SOCIAL SECURITY AS A WEDGE ISSUE….Have you noticed that Republicans are now treating Social Security as a classic wedge issue? Off the top of my head, the following groups have already been targets of attempts to peel them off from the rest of the country:
The elderly. They’ve been promised over and over that current retirees and those “close to retirement” won’t be affected. The message is clear: there’s no need to fight us on this since we aren’t going to touch your benefits.
The young. George Bush has tacitly endorsed the belief of many young people that Social Security will be bankrupt by the time they retire and that they’ll never get a dime from it. This intergenerational fear is a key component of the private account sales job: after all, regardless of whether private accounts are a good idea, they’re still better than nothing, right?
Blacks. Bush met with black leaders on Tuesday to try to convince them that they get a raw deal from the current system because blacks have shorter lifespans and therefore don’t collect their fair share of benefits. The fact that this isn’t true had its usual effect on Bush’s willingness to say it: none at all.
The well off. Under the current Social Security system, the well off get relatively lower benefits (compared to contributions) than the poor. In other words, the well off probably would do better with private accounts than they do with the current system. The top 20-30% of income earners are the core wedge group the whole private account concept was built around in the first place.

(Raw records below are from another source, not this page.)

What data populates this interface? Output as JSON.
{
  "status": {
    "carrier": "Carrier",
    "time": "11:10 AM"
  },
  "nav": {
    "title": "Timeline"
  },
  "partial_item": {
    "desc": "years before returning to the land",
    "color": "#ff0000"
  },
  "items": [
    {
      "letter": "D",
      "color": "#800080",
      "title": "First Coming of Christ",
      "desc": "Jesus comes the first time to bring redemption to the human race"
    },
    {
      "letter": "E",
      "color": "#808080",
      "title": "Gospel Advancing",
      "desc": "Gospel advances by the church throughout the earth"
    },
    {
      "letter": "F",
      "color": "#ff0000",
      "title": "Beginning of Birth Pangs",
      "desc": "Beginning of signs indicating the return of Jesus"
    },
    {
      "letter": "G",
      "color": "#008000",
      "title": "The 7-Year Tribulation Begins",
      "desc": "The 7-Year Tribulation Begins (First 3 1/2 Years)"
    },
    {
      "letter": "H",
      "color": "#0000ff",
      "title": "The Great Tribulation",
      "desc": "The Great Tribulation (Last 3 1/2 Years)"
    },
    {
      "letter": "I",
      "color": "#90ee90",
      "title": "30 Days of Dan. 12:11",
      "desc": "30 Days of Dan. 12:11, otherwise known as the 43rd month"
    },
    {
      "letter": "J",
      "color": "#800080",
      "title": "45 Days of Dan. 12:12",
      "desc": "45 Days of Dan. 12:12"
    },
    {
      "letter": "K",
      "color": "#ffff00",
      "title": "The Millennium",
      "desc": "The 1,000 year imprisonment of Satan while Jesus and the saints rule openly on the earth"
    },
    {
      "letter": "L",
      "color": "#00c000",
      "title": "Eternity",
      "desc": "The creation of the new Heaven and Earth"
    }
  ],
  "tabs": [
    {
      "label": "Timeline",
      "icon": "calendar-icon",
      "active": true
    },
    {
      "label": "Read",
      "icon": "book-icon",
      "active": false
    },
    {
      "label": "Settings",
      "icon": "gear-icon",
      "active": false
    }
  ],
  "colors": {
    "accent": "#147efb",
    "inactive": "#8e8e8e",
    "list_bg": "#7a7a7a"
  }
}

Republicans are obviously trying to ignite open warfare by playing all of these groups off each other, and it’s potentially a very effective strategy. After all, if you can get active support from the young, the well off, and blacks, while dulling opposition from the elderly, you’ve got quite a coalition. Tell them each different stories and then watch them fight it out with whoever’s left.
(What’s even more ironic is the obvious identity of “whoever’s left”: middle and working class white men, a group that’s among President Bush’s most enthusiastic supporters. You’d think Bush would show them a little more gratitude.)
I suspect this strategy won’t work, because in the end these groups won’t rise to the bait. Still, it’s something to watch out for. It’s a very cynical wedge strategy, something that Republicans have gotten very, very good at over the past few decades.